Célébrée cette année à Saré Yoba Diéga, la Journée nationale de l’arbre a été l’occasion pour le ministre Mamadou Lamine Dianté de plaider pour la préservation du patrimoine forestier du Fouladou. Face aux fortes pertes enregistrées après chaque campagne de reboisement, un appel pressant est lancé aux populations pour assurer l’arrosage et la protection des jeunes pousses contre la divagation du bétail et les feux de brousse.

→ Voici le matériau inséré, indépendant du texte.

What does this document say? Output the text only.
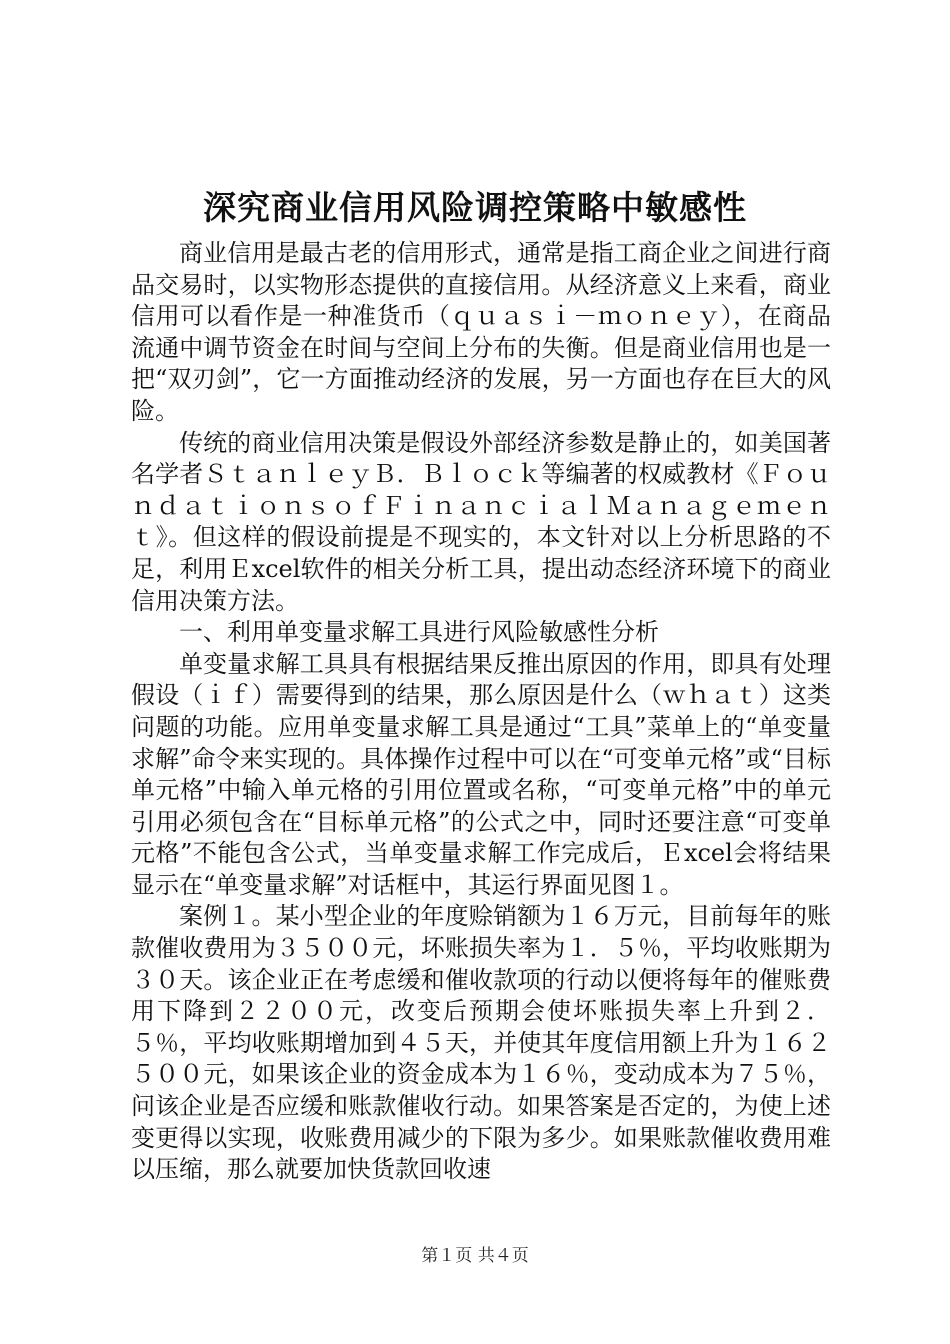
深究商业信用风险调控策略中敏感性

商业信用是最古老的信用形式，通常是指工商企业之间进行商品交易时，以实物形态提供的直接信用。从经济意义上来看，商业信用可以看作是一种准货币（ｑｕａｓｉ－ｍｏｎｅｙ），在商品流通中调节资金在时间与空间上分布的失衡。但是商业信用也是一把“双刃剑”，它一方面推动经济的发展，另一方面也存在巨大的风险。

传统的商业信用决策是假设外部经济参数是静止的，如美国著名学者ＳｔａｎｌｅｙＢ．Ｂｌｏｃｋ等编著的权威教材《ＦｏｕｎｄａｔｉｏｎｓｏｆＦｉｎａｎｃｉａｌＭａｎａｇｅｍｅｎｔ》。但这样的假设前提是不现实的，本文针对以上分析思路的不足，利用Ｅxcel软件的相关分析工具，提出动态经济环境下的商业信用决策方法。

一、利用单变量求解工具进行风险敏感性分析

单变量求解工具具有根据结果反推出原因的作用，即具有处理假设（ｉｆ）需要得到的结果，那么原因是什么（ｗｈａｔ）这类问题的功能。应用单变量求解工具是通过“工具”菜单上的“单变量求解”命令来实现的。具体操作过程中可以在“可变单元格”或“目标单元格”中输入单元格的引用位置或名称，“可变单元格”中的单元引用必须包含在“目标单元格”的公式之中，同时还要注意“可变单元格”不能包含公式，当单变量求解工作完成后，Ｅxcel会将结果显示在“单变量求解”对话框中，其运行界面见图１。

案例１。某小型企业的年度赊销额为１６万元，目前每年的账款催收费用为３５００元，坏账损失率为１．５％，平均收账期为３０天。该企业正在考虑缓和催收款项的行动以便将每年的催账费用下降到２２００元，改变后预期会使坏账损失率上升到２．５％，平均收账期增加到４５天，并使其年度信用额上升为１６２５００元，如果该企业的资金成本为１６％，变动成本为７５％，问该企业是否应缓和账款催收行动。如果答案是否定的，为使上述变更得以实现，收账费用减少的下限为多少。如果账款催收费用难以压缩，那么就要加快货款回收速

第１页 共４页
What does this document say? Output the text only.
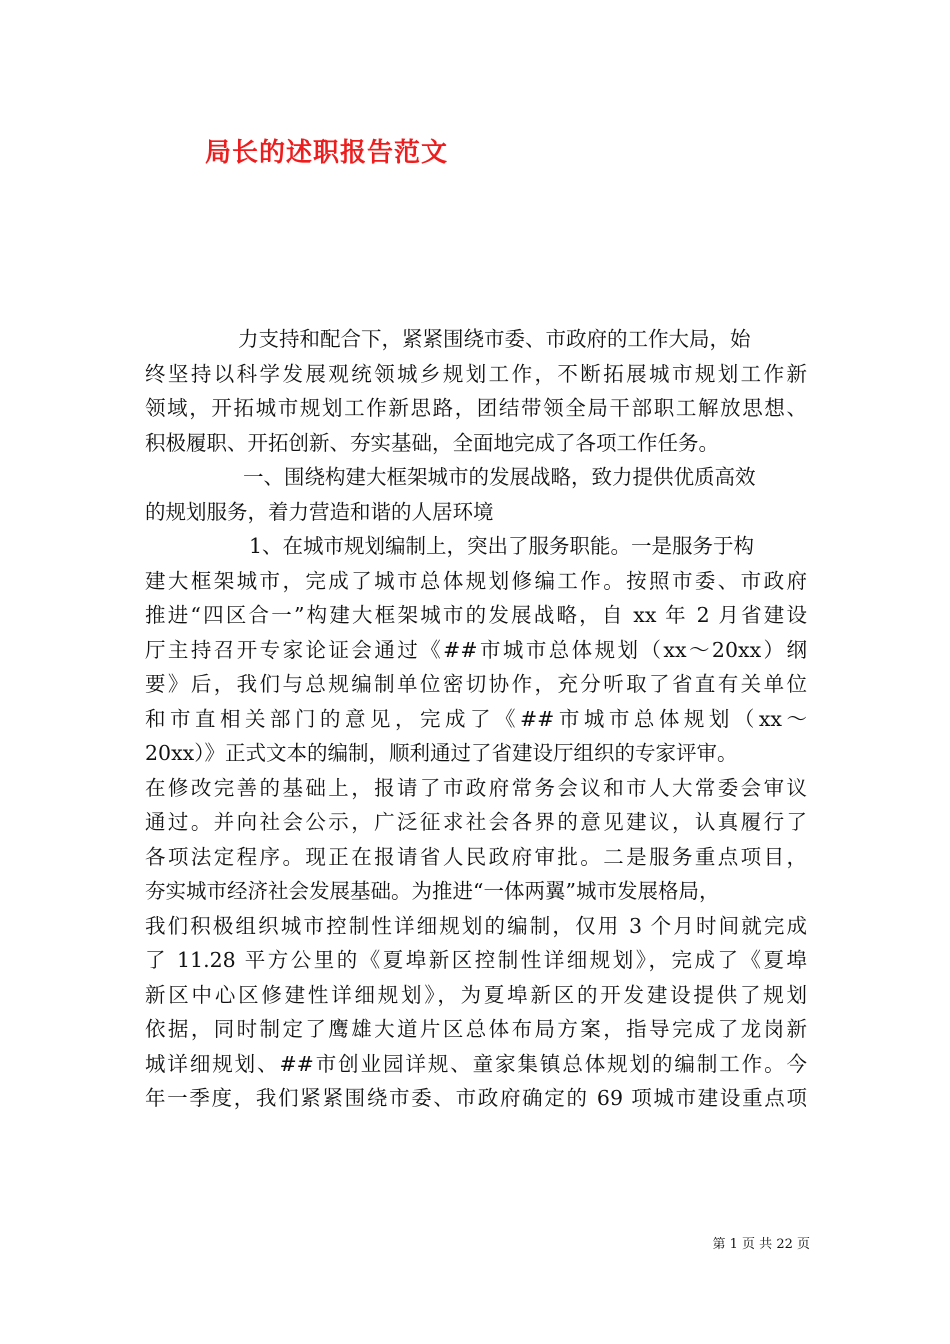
局长的述职报告范文
力支持和配合下，紧紧围绕市委、市政府的工作大局，始
终坚持以科学发展观统领城乡规划工作，不断拓展城市规划工作新
领域，开拓城市规划工作新思路，团结带领全局干部职工解放思想、
积极履职、开拓创新、夯实基础，全面地完成了各项工作任务。
一、围绕构建大框架城市的发展战略，致力提供优质高效
的规划服务，着力营造和谐的人居环境
1、在城市规划编制上，突出了服务职能。一是服务于构
建大框架城市，完成了城市总体规划修编工作。按照市委、市政府
推进“四区合一”构建大框架城市的发展战略，自 xx 年 2 月省建设
厅主持召开专家论证会通过《##市城市总体规划（xx～20xx）纲
要》后，我们与总规编制单位密切协作，充分听取了省直有关单位
和市直相关部门的意见，完成了《##市城市总体规划（xx～
20xx）》正式文本的编制，顺利通过了省建设厅组织的专家评审。
在修改完善的基础上，报请了市政府常务会议和市人大常委会审议
通过。并向社会公示，广泛征求社会各界的意见建议，认真履行了
各项法定程序。现正在报请省人民政府审批。二是服务重点项目，
夯实城市经济社会发展基础。为推进“一体两翼”城市发展格局，
我们积极组织城市控制性详细规划的编制，仅用 3 个月时间就完成
了 11.28 平方公里的《夏埠新区控制性详细规划》，完成了《夏埠
新区中心区修建性详细规划》，为夏埠新区的开发建设提供了规划
依据，同时制定了鹰雄大道片区总体布局方案，指导完成了龙岗新
城详细规划、##市创业园详规、童家集镇总体规划的编制工作。今
年一季度，我们紧紧围绕市委、市政府确定的 69 项城市建设重点项
第 1 页 共 22 页
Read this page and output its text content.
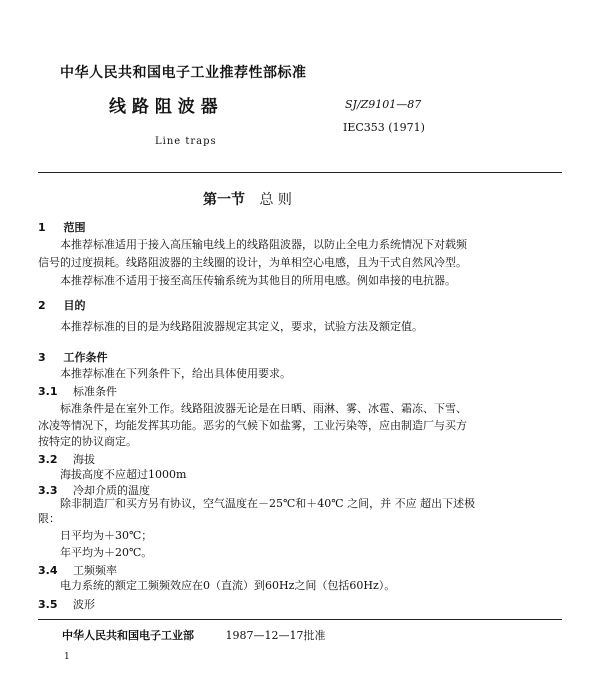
中华人民共和国电子工业推荐性部标准
线 路 阻 波 器	SJ/Z9101—87
IEC353 (1971)
Line traps
第一节 总 则
1 范围
本推荐标准适用于接入高压输电线上的线路阻波器，以防止全电力系统情况下对载频
信号的过度损耗。线路阻波器的主线圈的设计，为单相空心电感，且为干式自然风冷型。
本推荐标准不适用于接至高压传输系统为其他目的所用电感。例如串接的电抗器。
2 目的
本推荐标准的目的是为线路阻波器规定其定义，要求，试验方法及额定值。
3 工作条件
本推荐标准在下列条件下，给出具体使用要求。
3.1 标准条件
标准条件是在室外工作。线路阻波器无论是在日晒、雨淋、雾、冰雹、霜冻、下雪、
冰凌等情况下，均能发挥其功能。恶劣的气候下如盐雾，工业污染等，应由制造厂与买方
按特定的协议商定。
3.2 海拔
海拔高度不应超过1000m
3.3 冷却介质的温度
除非制造厂和买方另有协议，空气温度在－25℃和＋40℃ 之间，并 不应 超出下述极
限：
日平均为＋30℃；
年平均为＋20℃。
3.4 工频频率
电力系统的额定工频频效应在0（直流）到60Hz之间（包括60Hz）。
3.5 波形
中华人民共和国电子工业部	1987—12—17批准
1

Par Aladji BADJILANG – Plusieurs centaines de plants ont été mis en terre à l’occasion de la Journée nationale de l’arbre. L’événement, qui s’est déroulé dans la commune de Saré Yoba Diéga (département de Kolda), vise à régénérer la biodiversité et à restaurer le couvert forestier régional. Au-delà du geste symbolique, cette journée a servi de cadre de sensibilisation sur le rôle crucial de l’arbre, cet être vivant indispensable à la survie de l’humanité.
Saisissant cette opportunité, le ministre de la Fonction publique et de la réforme du service public, Mamadou Lamine Dianté, a vivement interpellé les populations du Sénégal, particulièrement celles du Fouladou, sur la nécessité d’assurer un suivi régulier des arbres plantés. Selon le ministre, ce suivi doit se traduire par une protection efficace contre la divagation des animaux et les feux de brousse, mais aussi par un arrosage régulier durant la saison sèche, notamment pour les sujets installés à proximité des habitations.
Un périmètre reboisé et des essences d’avenir
A Saré Yoba Diéga, autorités administratives et locales ont chacune mis en terre un arbre sur une vaste parcelle destinée à devenir, à terme, une véritable forêt miniature. Lors des démonstrations, l’Inspecteur régional des Eaux et forêts (Iref) de Kolda, le Colonel Ndiogou, a captivé l’assistance en détaillant les vertus des arbres parrains de cette édition : le néré (Parkia biglobosa) et le moringa (Moringa oleifera). En plus de leurs multiples apports nutritionnels et thérapeutiques, ces essences jouent un rôle écologique majeur en fixant les sols et en freinant le ruissellement des eaux de pluie.
Ce phénomène d’érosion constitue d’ailleurs une menace directe pour le fleuve Casamance. Traversant la commune de Kolda, ce cours d’eau subit un ensablement continu provoqué par les eaux de ruissellement. Face à cette dégradation quotidienne, les acteurs environnementaux soulignent l’urgence de mener des campagnes de reboisement ciblées le long des berges pour stabiliser le lit du fleuve.
Le défi de la survie des plants
Si chaque édition de la Journée de l’arbre donne lieu à des plantations massives, la pérennité de ces actions reste un défi majeur. Faute d’entretien, une grande partie des jeunes pousses disparaît prématurément. «Sur dix arbres plantés, seule la moitié réussit à survivre», alerte Dicory Baldé, écologiste de formation, qui milite pour un plan de suivi rigoureux afin de concrétiser l’ambition d’un «Kolda vert».
L’appel lancé par le ministre Mamadou Lamine Dianté trouve ainsi un écho particulier auprès des communautés locales. Celles-ci se disent prêtes à se mobiliser pour veiller sur ces jeunes plants et bénéficier, dans un avenir proche, de leurs vertus médicinales, nutritives et écologiques.